Murray Darling environmental water to give refuge to birds and wildlife during El Nino

Aerial view of Menindee Lakes

by Cherie McDonald, ABC rural

The Murray Darling Basin Authority (MDBA) has released new water guidelines in an effort to protect wildlife and plants in the basin during dry times.

The conservation priorities are intended as a guide for environmental water holders on how they will allocate water throughout the system.

MDBA executive director Jody Swirepik says fish and birds will need well-watered refuges to sit out sizzling hot weather conditions. 

“We’ve looked right across the basin to try to identify the big watering priorities for the upcoming year,” Ms Swirepik said.

“At the moment we’ve spotted seven key priorities under three themes, some of those based around areas such as the Gwydir wetlands, Macquarie River, the mid Murrumbidgee wetlands and the Murray. 

“Others are more general, for example in the north of the Basin, the Bureau of Meteorology are predicting a 70 per cent chance of El Nino.

“Therefore we think some of the priorities up there should be to look towards the kinds of refuges that plants and animals need to survive through those hot conditions.” 

Ms Swirepik says in far west New South Wales, the Menindee Lakes storage system is a key safe haven for birdlife. 

“The Menindee Lakes is specifically listed as one of the refuge places for waterbirds when there’s not a lot of breeding happening in big flood plain habitats,” she said. 

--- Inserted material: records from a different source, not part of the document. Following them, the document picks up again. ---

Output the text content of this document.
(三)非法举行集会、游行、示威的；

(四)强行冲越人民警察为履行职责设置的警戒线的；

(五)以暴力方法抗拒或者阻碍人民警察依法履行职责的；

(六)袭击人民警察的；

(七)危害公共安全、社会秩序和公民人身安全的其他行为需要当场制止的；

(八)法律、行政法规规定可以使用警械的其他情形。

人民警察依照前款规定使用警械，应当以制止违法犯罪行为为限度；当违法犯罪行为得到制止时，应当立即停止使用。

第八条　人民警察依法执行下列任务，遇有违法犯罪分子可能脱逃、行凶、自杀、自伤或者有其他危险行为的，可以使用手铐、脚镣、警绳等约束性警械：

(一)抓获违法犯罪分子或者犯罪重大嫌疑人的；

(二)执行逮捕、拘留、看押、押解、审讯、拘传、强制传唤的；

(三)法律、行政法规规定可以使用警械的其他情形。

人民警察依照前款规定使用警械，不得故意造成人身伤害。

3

“Waterbirds flock back to some of those storages where there’s more persistent water conditions. 

“A few of those lakes dry out in very dry conditions, but a couple of them like Lake Wetherall and Lake Parmaroo will actually stay full and provide a very good refuge for plants and animals.” 

Ms Swirepik says an overall look across the basin raises concerns for some wildlife and vegetation. 

“There is quite a lot of plants and animals that are of concern as we know some of the populations are very small,” she said. 

“Our priorities aren’t about targeting individual species, it’s about the whole system. If they are implemented, then you’ll get outcomes across the whole system.

“For instance, the Murray priority talks about connectivity through the Murray and being able to support fish communities in the mid Murray and getting flows all the way down to the mouth to make sure we can keep the river discharging to the sea.”